Constrained-choice workflows (A vs B) are the most promising near-term use case because they generate higher accuracy and much greater consistency than open classification or list scanning.

Expect the most noise around moderate-risk (Category C) interactions; in complex lists, use LLM outputs to prioritize review rather than to make definitive treatment changes.
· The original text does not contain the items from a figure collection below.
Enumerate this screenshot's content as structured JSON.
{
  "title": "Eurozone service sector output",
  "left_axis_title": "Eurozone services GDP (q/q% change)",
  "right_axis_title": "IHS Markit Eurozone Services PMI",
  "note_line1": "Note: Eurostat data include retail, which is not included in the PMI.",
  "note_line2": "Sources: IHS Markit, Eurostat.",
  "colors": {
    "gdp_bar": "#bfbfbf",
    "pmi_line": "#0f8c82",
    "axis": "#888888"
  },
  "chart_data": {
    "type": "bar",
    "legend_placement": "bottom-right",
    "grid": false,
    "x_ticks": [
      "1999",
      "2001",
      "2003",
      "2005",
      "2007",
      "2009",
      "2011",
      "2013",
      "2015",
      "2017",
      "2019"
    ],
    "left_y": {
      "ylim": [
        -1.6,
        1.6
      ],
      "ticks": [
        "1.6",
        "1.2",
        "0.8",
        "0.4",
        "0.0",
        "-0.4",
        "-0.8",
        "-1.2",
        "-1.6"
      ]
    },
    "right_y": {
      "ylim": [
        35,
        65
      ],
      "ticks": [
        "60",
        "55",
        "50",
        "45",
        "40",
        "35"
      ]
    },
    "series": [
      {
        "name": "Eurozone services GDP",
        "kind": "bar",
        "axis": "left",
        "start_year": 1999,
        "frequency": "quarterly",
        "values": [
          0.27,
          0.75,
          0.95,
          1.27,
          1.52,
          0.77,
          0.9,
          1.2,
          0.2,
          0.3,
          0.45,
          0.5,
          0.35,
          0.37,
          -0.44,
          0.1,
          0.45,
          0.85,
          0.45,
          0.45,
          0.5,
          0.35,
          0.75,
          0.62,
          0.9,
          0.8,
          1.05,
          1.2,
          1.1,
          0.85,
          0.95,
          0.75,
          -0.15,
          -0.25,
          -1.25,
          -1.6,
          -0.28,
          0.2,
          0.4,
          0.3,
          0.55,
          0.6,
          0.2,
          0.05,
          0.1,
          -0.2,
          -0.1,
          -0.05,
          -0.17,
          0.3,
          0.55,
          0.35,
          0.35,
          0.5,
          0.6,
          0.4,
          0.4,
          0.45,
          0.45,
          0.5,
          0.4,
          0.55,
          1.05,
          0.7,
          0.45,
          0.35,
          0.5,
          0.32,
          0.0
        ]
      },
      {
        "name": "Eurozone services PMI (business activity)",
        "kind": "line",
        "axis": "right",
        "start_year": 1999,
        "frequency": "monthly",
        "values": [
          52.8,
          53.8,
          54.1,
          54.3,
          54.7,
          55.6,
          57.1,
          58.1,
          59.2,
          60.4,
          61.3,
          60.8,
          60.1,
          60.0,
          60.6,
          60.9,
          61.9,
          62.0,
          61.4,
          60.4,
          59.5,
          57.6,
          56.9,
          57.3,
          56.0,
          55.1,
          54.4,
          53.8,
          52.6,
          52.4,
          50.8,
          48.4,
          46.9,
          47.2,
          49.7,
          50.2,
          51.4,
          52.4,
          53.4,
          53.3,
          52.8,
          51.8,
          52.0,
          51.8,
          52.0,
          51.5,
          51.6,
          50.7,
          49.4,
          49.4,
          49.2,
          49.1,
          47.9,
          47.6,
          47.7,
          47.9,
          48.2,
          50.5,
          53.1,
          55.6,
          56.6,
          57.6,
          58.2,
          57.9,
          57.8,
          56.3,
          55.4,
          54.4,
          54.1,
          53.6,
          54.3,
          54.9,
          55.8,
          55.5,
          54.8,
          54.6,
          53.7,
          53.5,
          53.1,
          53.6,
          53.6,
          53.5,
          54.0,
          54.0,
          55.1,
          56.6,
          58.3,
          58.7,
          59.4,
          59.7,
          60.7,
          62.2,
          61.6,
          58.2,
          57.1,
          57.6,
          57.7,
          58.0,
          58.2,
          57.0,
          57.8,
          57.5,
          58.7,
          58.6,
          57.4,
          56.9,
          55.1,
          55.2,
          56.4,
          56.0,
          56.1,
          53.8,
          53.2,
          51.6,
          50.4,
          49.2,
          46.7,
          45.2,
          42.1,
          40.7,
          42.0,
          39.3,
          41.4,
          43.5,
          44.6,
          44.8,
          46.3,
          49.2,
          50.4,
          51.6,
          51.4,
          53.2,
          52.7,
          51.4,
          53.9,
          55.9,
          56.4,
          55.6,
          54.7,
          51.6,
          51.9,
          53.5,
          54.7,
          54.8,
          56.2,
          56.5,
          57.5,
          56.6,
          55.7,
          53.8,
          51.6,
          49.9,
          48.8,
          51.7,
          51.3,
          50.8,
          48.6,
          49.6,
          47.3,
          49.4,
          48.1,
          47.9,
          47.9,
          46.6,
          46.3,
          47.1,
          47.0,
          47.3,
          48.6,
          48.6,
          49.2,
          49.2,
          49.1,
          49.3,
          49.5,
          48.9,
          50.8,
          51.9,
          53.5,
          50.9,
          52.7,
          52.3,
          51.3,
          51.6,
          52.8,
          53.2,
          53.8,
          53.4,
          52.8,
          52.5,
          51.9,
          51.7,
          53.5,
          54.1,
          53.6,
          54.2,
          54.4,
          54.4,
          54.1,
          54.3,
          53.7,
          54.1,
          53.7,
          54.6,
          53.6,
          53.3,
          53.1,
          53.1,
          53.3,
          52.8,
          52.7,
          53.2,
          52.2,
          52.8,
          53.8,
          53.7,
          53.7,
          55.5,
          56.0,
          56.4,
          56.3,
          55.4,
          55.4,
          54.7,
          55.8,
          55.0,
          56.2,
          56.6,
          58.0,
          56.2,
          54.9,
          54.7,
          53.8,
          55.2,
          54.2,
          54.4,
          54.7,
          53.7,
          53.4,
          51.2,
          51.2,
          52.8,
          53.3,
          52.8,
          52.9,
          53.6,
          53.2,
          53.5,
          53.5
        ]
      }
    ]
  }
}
Before piloting LLM-augmented workflows, require site-specific validation: measure severity-specific listwise accuracy, repeatability across runs, and handling of local formulary differences and outliers.

Strengths and Limitations

Strengths:

Clinician-curated AIChemist benchmark (750 scenarios) reviewed by three board-certified pharmacists and mapped to LexiDrug — increases clinical relevance and provides a pharmacist-reviewed ground truth for benchmarking.; Multi-format evaluation with strict outputs, label-shuffling, nine repeated runs per prompt, balanced negative sampling, and bootstrap confidence intervals — enabling measurement of both accuracy and stability across judgment formats.

Limitations:

Dataset size is modest by LLM standards and contains medication-only prompts without laboratory values, comorbidities, or other patient context, limiting direct EHR generalizability.; Evaluation froze zero-shot models (temperature=0.7) and did not test retrieval-augmented generation (RAG), fine-tuning, or advanced prompt engineering; the study also relied on LexiDrug as the single severity reference, which may differ from other sources.

Bottom Line

LLMs are a promising adjunct for constrained A/B discrimination and triage but are not yet reliable for autonomous DDI screening; require severity-specific, listwise accuracy and repeatability (self-consistency) checks on local formulary data before any clinical pilot, and retain deterministic rules-based CDS plus pharmacist verification as the primary safety net.